Respirai forte, mi feci coraggio e tuffai gli occhi nelle incubatrici. Scimmiette di vario tipo, girate su un fianco e rannicchiate in posizione fetale, immerse in un glitter gelatinoso, ristagnavano immobili, trafitte da cannule e sonde, in attesa di morire e resuscitare.
Buon Natale bestioline. Sussurrai rivolta a un cucciolo. Ma un ragazzo riccioluto dalle spalle all'insù, camice svolazzante e soprascarpe, lapis in bocca e notes contro il petto, attraversò il mio campo visivo. Accennò un saluto militare a Giovanni, e continuò per la sua strada.
Io socchiusi gli occhi su queste incongruenze, e mi chiesi che senso avessero queste ostentazioni di aggraziato ottimismo in un vivaio di zombie, questa estetica della manipolazione della morte.

Mi riscuoto, e la vellutata nel mio piatto mi riempie gli occhi.
Riatterro nel Natale presente.
Basta ricordare!
Papà siede davanti a me, accanto a Giovanni. Sono vestiti in modo simile: giacche scure e camicie a righe. Papà è una testolina nuda su un abito sgonfio. Due squarci sierosi gli aprono il collo all'altezza delle carotidi. Il marchio del revenant. A quanto dicono è morto tre mesi fa. E risorto quindici secondi dopo. Nel suo sguardo implorante, spaventato, infantile, striscia qualcosa di freddo. Sappiamo che la morte ha ripreso la sua lenta erosione.
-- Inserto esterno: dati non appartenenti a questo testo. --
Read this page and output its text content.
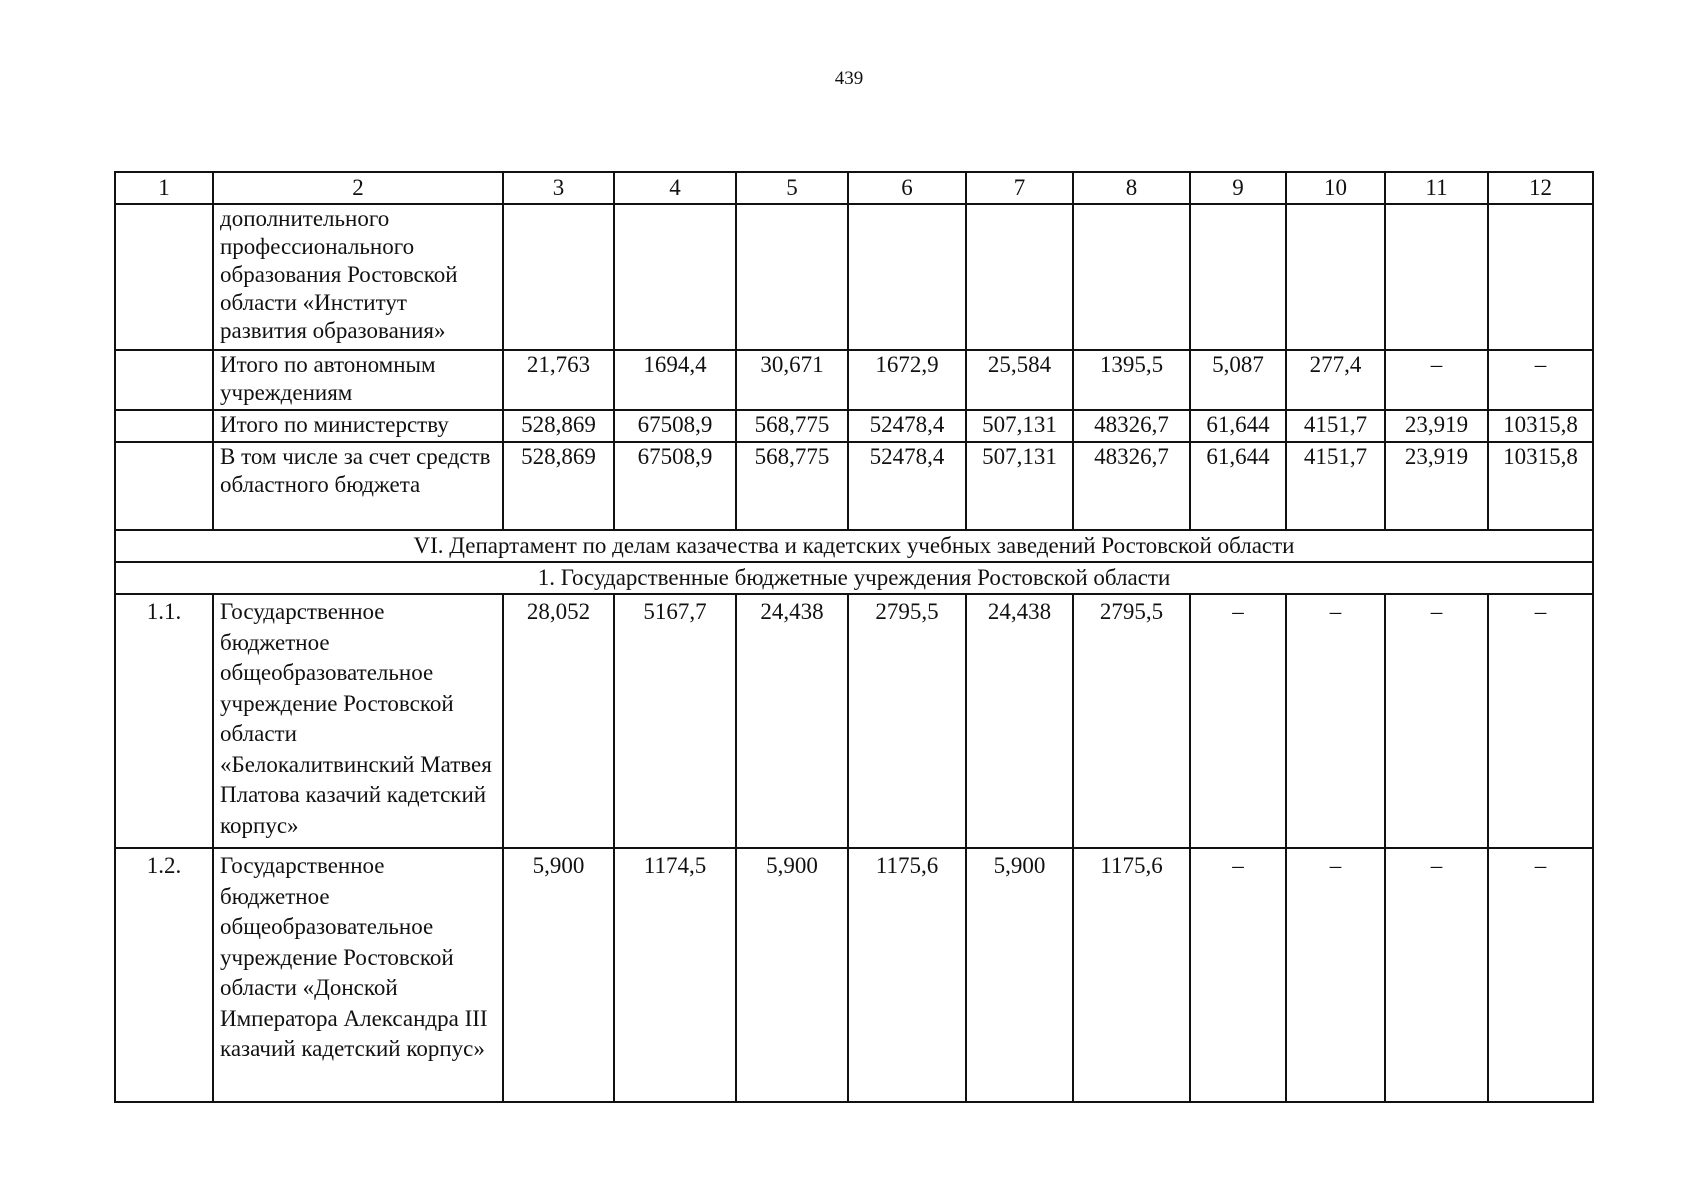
439
1	2	3	4	5	6	7	8	9	10	11	12
	дополнительного профессионального образования Ростовской области «Институт развития образования»										
	Итого по автономным учреждениям	21,763	1694,4	30,671	1672,9	25,584	1395,5	5,087	277,4	–	–
	Итого по министерству	528,869	67508,9	568,775	52478,4	507,131	48326,7	61,644	4151,7	23,919	10315,8
	В том числе за счет средств областного бюджета	528,869	67508,9	568,775	52478,4	507,131	48326,7	61,644	4151,7	23,919	10315,8
VI. Департамент по делам казачества и кадетских учебных заведений Ростовской области											
1. Государственные бюджетные учреждения Ростовской области											
1.1.	Государственное бюджетное общеобразовательное учреждение Ростовской области «Белокалитвинский Матвея Платова казачий кадетский корпус»	28,052	5167,7	24,438	2795,5	24,438	2795,5	–	–	–	–
1.2.	Государственное бюджетное общеобразовательное учреждение Ростовской области «Донской Императора Александра III казачий кадетский корпус»	5,900	1174,5	5,900	1175,6	5,900	1175,6	–	–	–	–
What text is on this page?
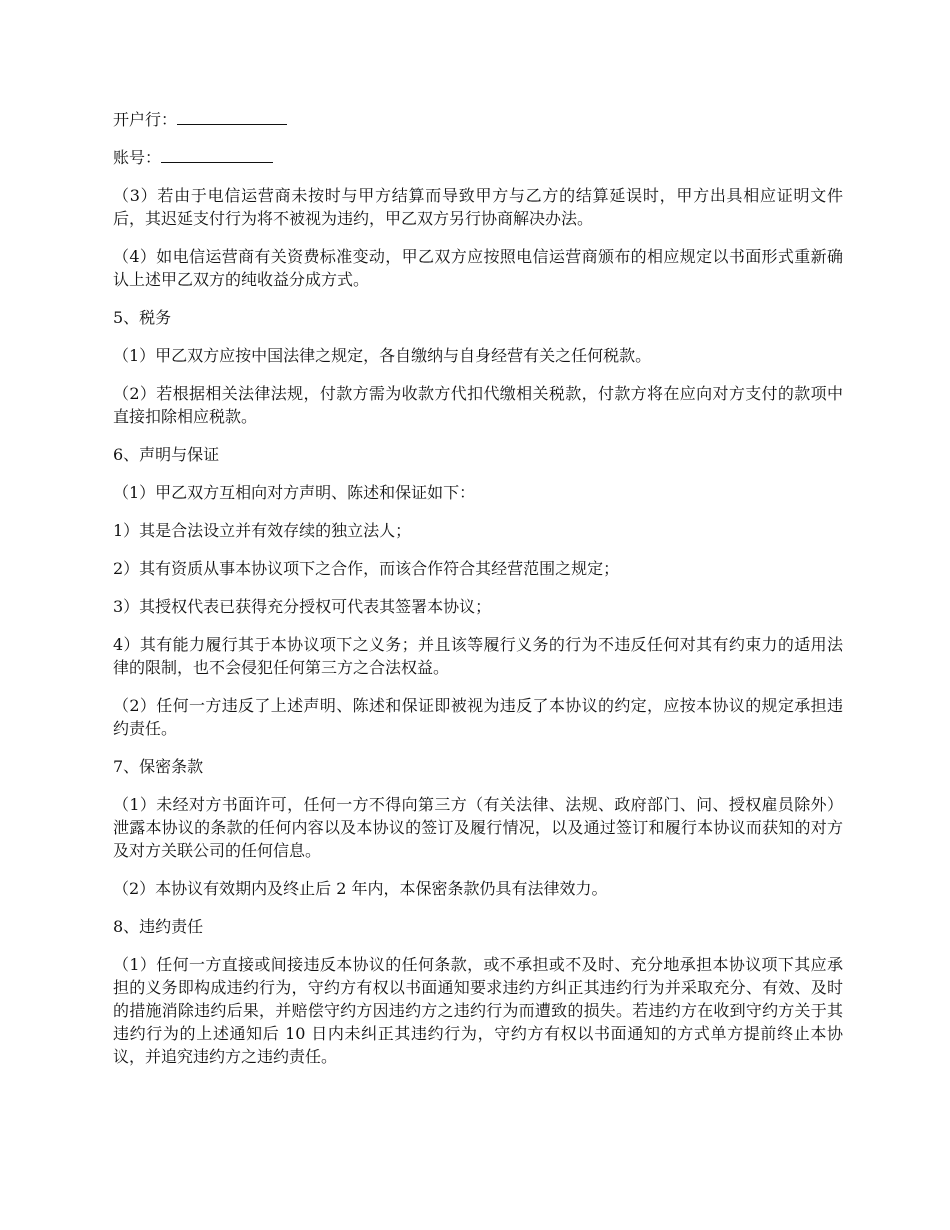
开户行：

账号：

（3）若由于电信运营商未按时与甲方结算而导致甲方与乙方的结算延误时，甲方出具相应证明文件后，其迟延支付行为将不被视为违约，甲乙双方另行协商解决办法。

（4）如电信运营商有关资费标准变动，甲乙双方应按照电信运营商颁布的相应规定以书面形式重新确认上述甲乙双方的纯收益分成方式。

5、税务

（1）甲乙双方应按中国法律之规定，各自缴纳与自身经营有关之任何税款。

（2）若根据相关法律法规，付款方需为收款方代扣代缴相关税款，付款方将在应向对方支付的款项中直接扣除相应税款。

6、声明与保证

（1）甲乙双方互相向对方声明、陈述和保证如下：

1）其是合法设立并有效存续的独立法人；

2）其有资质从事本协议项下之合作，而该合作符合其经营范围之规定；

3）其授权代表已获得充分授权可代表其签署本协议；

4）其有能力履行其于本协议项下之义务；并且该等履行义务的行为不违反任何对其有约束力的适用法律的限制，也不会侵犯任何第三方之合法权益。

（2）任何一方违反了上述声明、陈述和保证即被视为违反了本协议的约定，应按本协议的规定承担违约责任。

7、保密条款

（1）未经对方书面许可，任何一方不得向第三方（有关法律、法规、政府部门、问、授权雇员除外）泄露本协议的条款的任何内容以及本协议的签订及履行情况，以及通过签订和履行本协议而获知的对方及对方关联公司的任何信息。

（2）本协议有效期内及终止后 2 年内，本保密条款仍具有法律效力。

8、违约责任

（1）任何一方直接或间接违反本协议的任何条款，或不承担或不及时、充分地承担本协议项下其应承担的义务即构成违约行为，守约方有权以书面通知要求违约方纠正其违约行为并采取充分、有效、及时的措施消除违约后果，并赔偿守约方因违约方之违约行为而遭致的损失。若违约方在收到守约方关于其违约行为的上述通知后 10 日内未纠正其违约行为，守约方有权以书面通知的方式单方提前终止本协议，并追究违约方之违约责任。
Dovrebbe commuovermi, l'idea che stia affrontando tutto questo per me.
Un'ora fa, quando mi ha abbracciata nell'ingresso, sorretto da Giovanni, implorando ripetutamente il mio perdono, gli ho risposto: «Certo che ti perdono papà».
Ma non provavo niente, se non la meraviglia di scoprire che siamo alti uguali, perché si è accartocciato.
E adesso, a questa tavola imbandita con le posate d'argento dello scorso millennio, i calici di cristallo, e i piatti di porcellana colmi di un passato di verdura screziato da una nitida iridescenza verde, mi dico che neanche stavolta, al capolinea della nostra disastrosa storia familiare, riuscirò a dirgli quanto lo odio.